Sacrifié sur l'autel de la distribution grand public en France, les 3 Royaumes de John Woo fut tièdement accueilli. Il faut dire que la version ultra-raccourcie enlevait tout logique de progression à cette grande fresque historique. Pourtant, celui qui porte le nom de Red Cliff en anglais mérite bien plus les éloges tant sa version complète s'avère grandiose et tellement bien menée. Les 3 Royaumes, en France, dure 2h25 ridicule, soit la moitié de l'original. Intéressons-nous ici à la première partie. C'est en soit un événement puisqu'il signe le retour du prodige John Woo sur le continent asiatique. Fini les égarements hollywoodiens, le grand John peut reprendre les choses en mains. Il adapte l'une des histoires les plus fameuses du passé chinois : la lutte des 3 Royaumes.

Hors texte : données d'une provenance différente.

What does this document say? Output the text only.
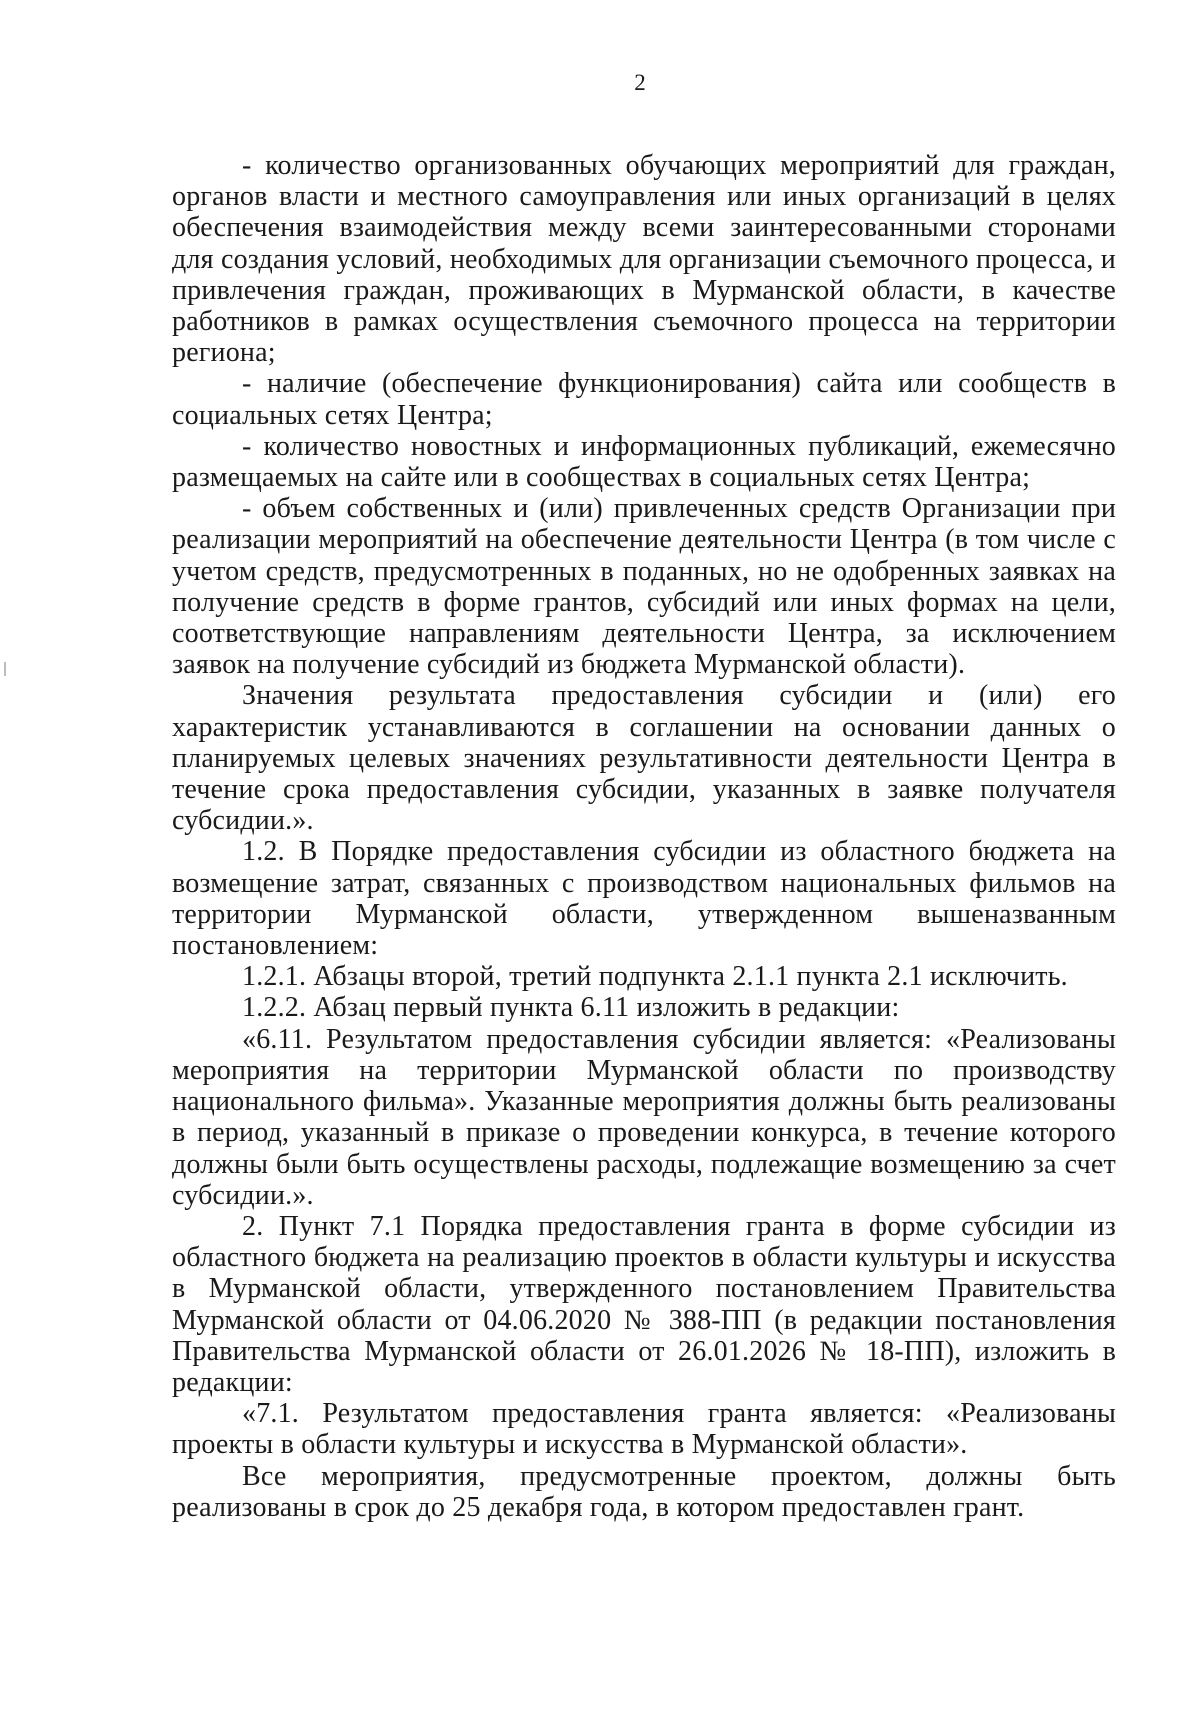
2

- количество организованных обучающих мероприятий для граждан, органов власти и местного самоуправления или иных организаций в целях обеспечения взаимодействия между всеми заинтересованными сторонами для создания условий, необходимых для организации съемочного процесса, и привлечения граждан, проживающих в Мурманской области, в качестве работников в рамках осуществления съемочного процесса на территории региона;

- наличие (обеспечение функционирования) сайта или сообществ в социальных сетях Центра;

- количество новостных и информационных публикаций, ежемесячно размещаемых на сайте или в сообществах в социальных сетях Центра;

- объем собственных и (или) привлеченных средств Организации при реализации мероприятий на обеспечение деятельности Центра (в том числе с учетом средств, предусмотренных в поданных, но не одобренных заявках на получение средств в форме грантов, субсидий или иных формах на цели, соответствующие направлениям деятельности Центра, за исключением заявок на получение субсидий из бюджета Мурманской области).

Значения результата предоставления субсидии и (или) его характеристик устанавливаются в соглашении на основании данных о планируемых целевых значениях результативности деятельности Центра в течение срока предоставления субсидии, указанных в заявке получателя субсидии.».

1.2. В Порядке предоставления субсидии из областного бюджета на возмещение затрат, связанных с производством национальных фильмов на территории Мурманской области, утвержденном вышеназванным постановлением:

1.2.1. Абзацы второй, третий подпункта 2.1.1 пункта 2.1 исключить.

1.2.2. Абзац первый пункта 6.11 изложить в редакции:

«6.11. Результатом предоставления субсидии является: «Реализованы мероприятия на территории Мурманской области по производству национального фильма». Указанные мероприятия должны быть реализованы в период, указанный в приказе о проведении конкурса, в течение которого должны были быть осуществлены расходы, подлежащие возмещению за счет субсидии.».

2. Пункт 7.1 Порядка предоставления гранта в форме субсидии из областного бюджета на реализацию проектов в области культуры и искусства в Мурманской области, утвержденного постановлением Правительства Мурманской области от 04.06.2020 № 388-ПП (в редакции постановления Правительства Мурманской области от 26.01.2026 № 18-ПП), изложить в редакции:

«7.1. Результатом предоставления гранта является: «Реализованы проекты в области культуры и искусства в Мурманской области».

Все мероприятия, предусмотренные проектом, должны быть реализованы в срок до 25 декабря года, в котором предоставлен грант.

Véritable légende, un peu comme l'Illiade avec la guerre de Troie, on peine en partie à dissocier le réel de l'amplifié. Si ces grandes batailles eurent bien lieu, la popularisation de la bataille de la Falaise Rouge ne fut mise par écrit qu'au XIII ème siècle. Woo prit le parti de s'approcher un peu plus des savoirs historiques tout en g ardant une dose de romanesque. Difficile en France de faire comprendre à quel point cette épopée de deux Royaumes rivaux coalisés contre la belligérance d'un troisième dépasse le statut de simple souvenir en Chine. Devant la grandiloquence de la réalisation de ce film, on comprend un peu mieux. C'est bien simple, ce sont les plus grandes scènes de batailles vue depuis Le Seigneur des Anneaux. En terme d'intensité et de maitrise épique, John Woo fait au moins aussi bien que Peter Jackson. Leur lisibilité laisse pantois et malgré la folle hécatombe dès le début du film, le spectateur peut s'y retrouver sans forcer.

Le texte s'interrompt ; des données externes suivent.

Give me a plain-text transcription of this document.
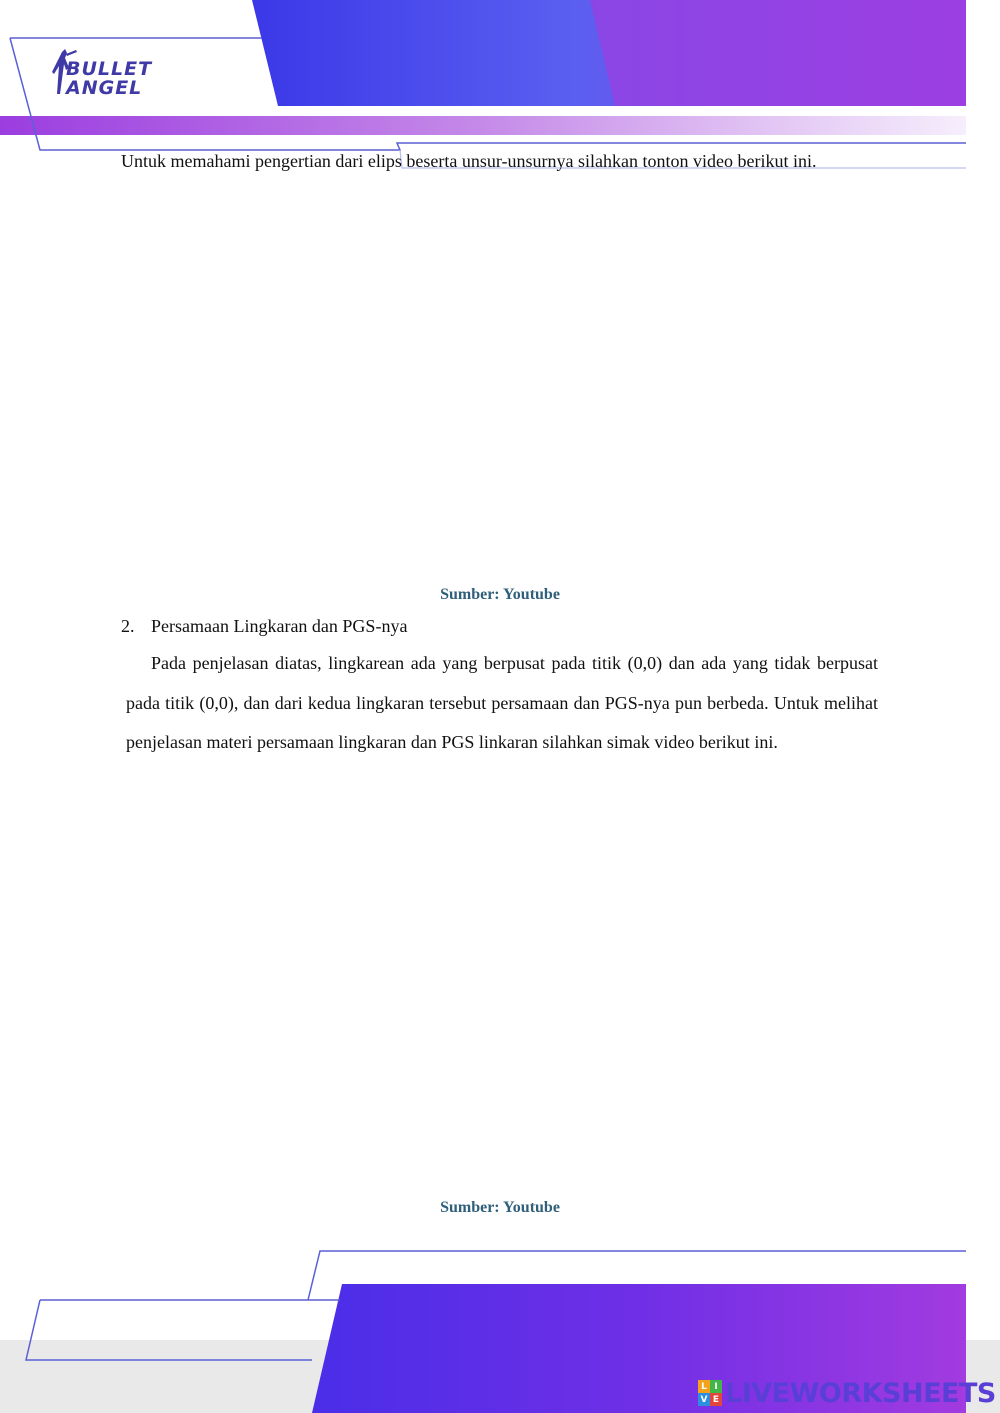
BULLET
ANGEL

Untuk memahami pengertian dari elips beserta unsur-unsurnya silahkan tonton video berikut ini.

Sumber: Youtube
2. Persamaan Lingkaran dan PGS-nya

Pada penjelasan diatas, lingkarean ada yang berpusat pada titik (0,0) dan ada yang tidak berpusat pada titik (0,0), dan dari kedua lingkaran tersebut persamaan dan PGS-nya pun berbeda. Untuk melihat penjelasan materi persamaan lingkaran dan PGS linkaran silahkan simak video berikut ini.

Sumber: Youtube
L I
V E LIVEWORKSHEETS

Plus que de simples combats, de véritables chorégraphies font virevolter les personnages. La surenchère d'effets de chez John Woo se veulent discret et Les 3 Royaumes gagnent en violence. Tel une mise en scène de Risk, c'est une démonstration de stratégie militaire audacieuse. Que ça soit dans les éblouissements des chevaux par le reflet des boucliers ou par un dispositif en tortue que l'on ne soupçonne même pas, le savoir-faire des armées est on ne peut plus cinématographique. La caméra à la fois aérienne et à hauteur d'homme se fond à la dynamique des combats. John Woo parvient à immerger son dispositif avec une fluidité rare, toujours lisible. Les quelques traits d'humours sont surtout le fruit de la malice des soldats, illustration fine de la cruauté d'une guerre meurtrière. Mais Les 3 Royaumes, sur ses 2h 20 de la première partie est loin de ne comporter que du frittage en règle. C'est même un film qui joue sur l'attente, les négociations tactiques, la loyauté des figures légendaires.

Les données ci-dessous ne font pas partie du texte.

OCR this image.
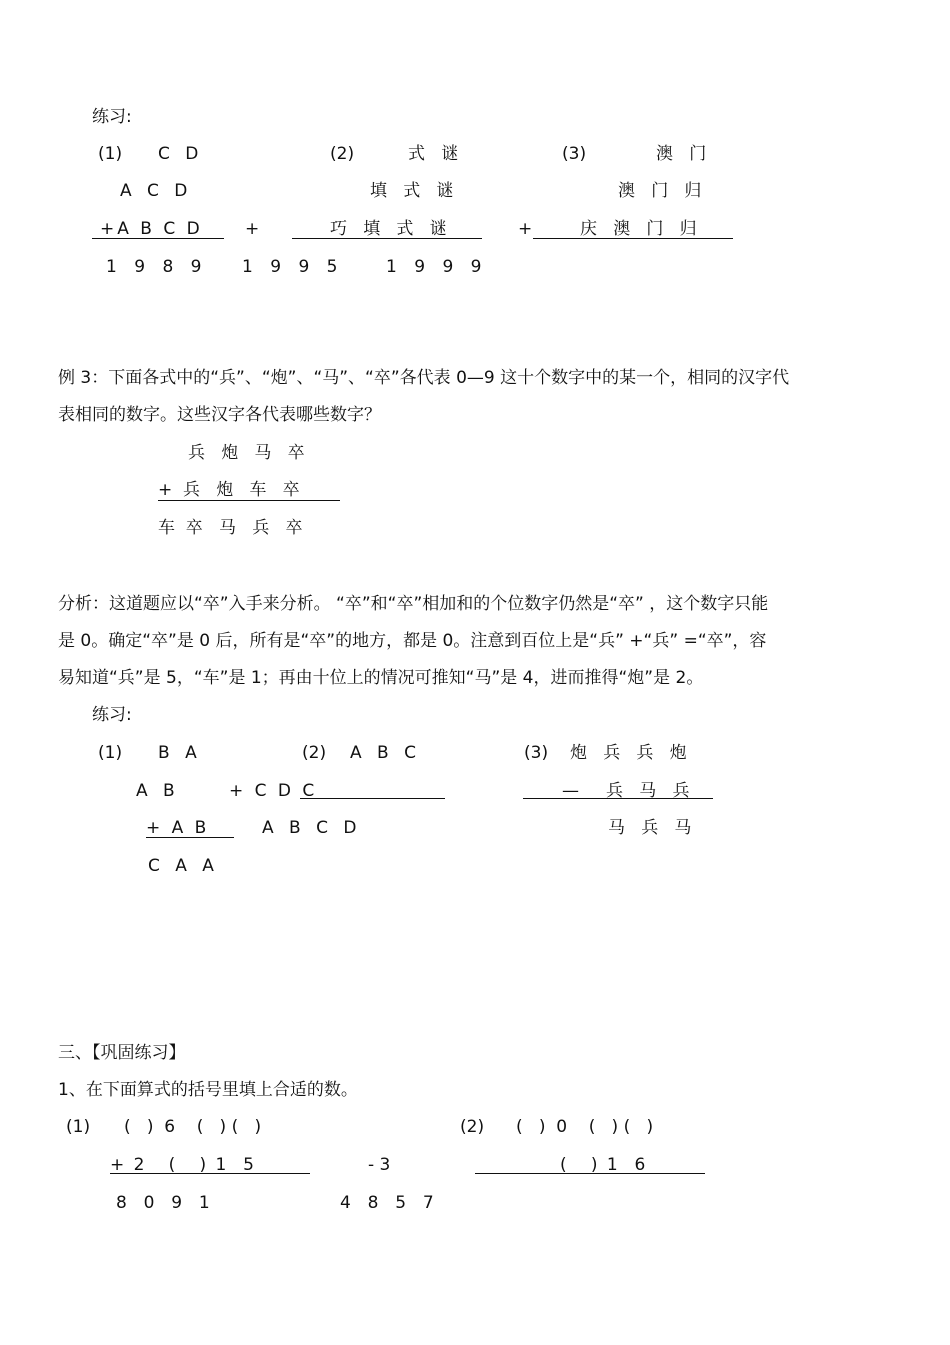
练习:
(1) C D
A C D
+A B C D
1 9 8 9
(2)	式   谜
填   式   谜
+	巧   填   式   谜
1 9 9 5
(3)	澳   门
澳   门   归
+	庆   澳   门   归
1 9 9 9
例 3：下面各式中的“兵”、“炮”、“马”、“卒”各代表 0—9 这十个数字中的某一个，相同的汉字代
表相同的数字。这些汉字各代表哪些数字？
兵   炮   马   卒
+  兵   炮   车   卒
车  卒   马   兵   卒
分析：这道题应以“卒”入手来分析。 “卒”和“卒”相加和的个位数字仍然是“卒” ，这个数字只能
是 0。确定“卒”是 0 后，所有是“卒”的地方，都是 0。注意到百位上是“兵” +“兵” =“卒”，容
易知道“兵”是 5，“车”是 1；再由十位上的情况可推知“马”是 4，进而推得“炮”是 2。
练习:
(1) B A
A B
+ A B
C A A
(2) A B C
+ C D C
A B C D
(3) 炮   兵   兵   炮
—     兵   马   兵
马   兵   马
三、【巩固练习】
1、在下面算式的括号里填上合适的数。
(1) (   )  6    (   ) (   )
+ 2   (   ) 1  5
8  0  9  1
- 3
4  8  5  7
(2) (   )  0    (   ) (   )
(   ) 1  6
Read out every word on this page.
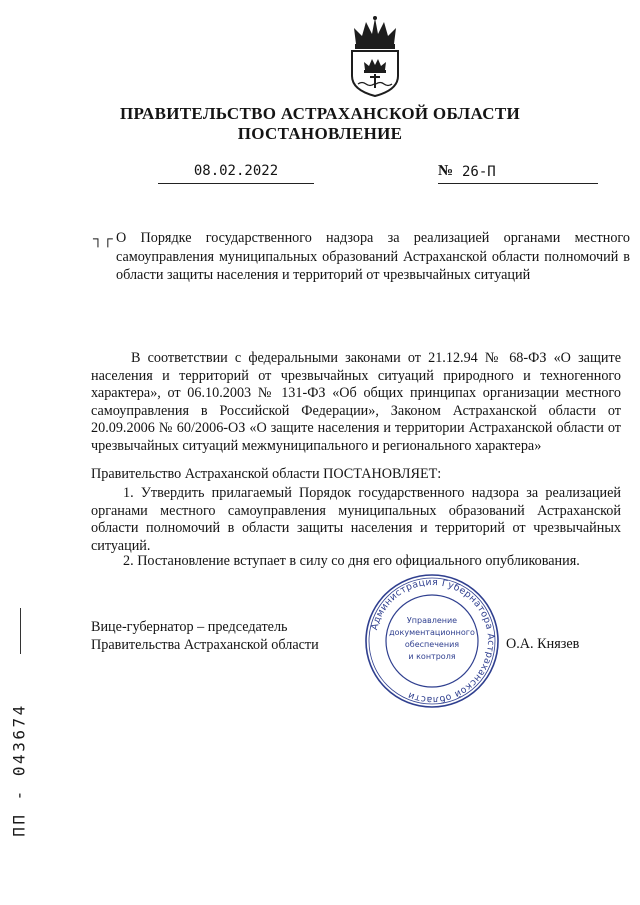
ПРАВИТЕЛЬСТВО АСТРАХАНСКОЙ ОБЛАСТИ
ПОСТАНОВЛЕНИЕ
08.02.2022	№ 26-П
┐┌ О Порядке государственного надзора за реализацией органами местного самоуправления муниципальных образований Астраханской области полномочий в области защиты населения и территорий от чрезвычайных ситуаций
В соответствии с федеральными законами от 21.12.94 № 68-ФЗ «О защите населения и территорий от чрезвычайных ситуаций природного и техногенного характера», от 06.10.2003 № 131-ФЗ «Об общих принципах организации местного самоуправления в Российской Федерации», Законом Астраханской области от 20.09.2006 № 60/2006-ОЗ «О защите населения и территории Астраханской области от чрезвычайных ситуаций межмуниципального и регионального характера»
Правительство Астраханской области ПОСТАНОВЛЯЕТ:
1. Утвердить прилагаемый Порядок государственного надзора за реализацией органами местного самоуправления муниципальных образований Астраханской области полномочий в области защиты населения и территорий от чрезвычайных ситуаций.
2. Постановление вступает в силу со дня его официального опубликования.
Вице-губернатор – председатель
Правительства Астраханской области	О.А. Князев
Администрация Губернатора Астраханской области
Управление
документационного
обеспечения
и контроля
ПП - 043674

Là encore, pas besoin de comprendre les méandres tactiques en détail pour tout saisir. La mise en scène capte les archétypes. Le belligérant de premier ministre, tenue plus sombre, contraste tout de suite avec un Empereur plus délicat, attaché à la contemplation. Par les mouvements de caméra toujours pertinents, par des cadrages jouant sur les profondeurs de champ, les hiérarchies et les enjeux se voient tous à l'écran, un peu à la manières des grandes peintures de la Renaissance. John Woo se permet une certaine douceur, un symbolisme (trop) fort à travers les animaux notamment.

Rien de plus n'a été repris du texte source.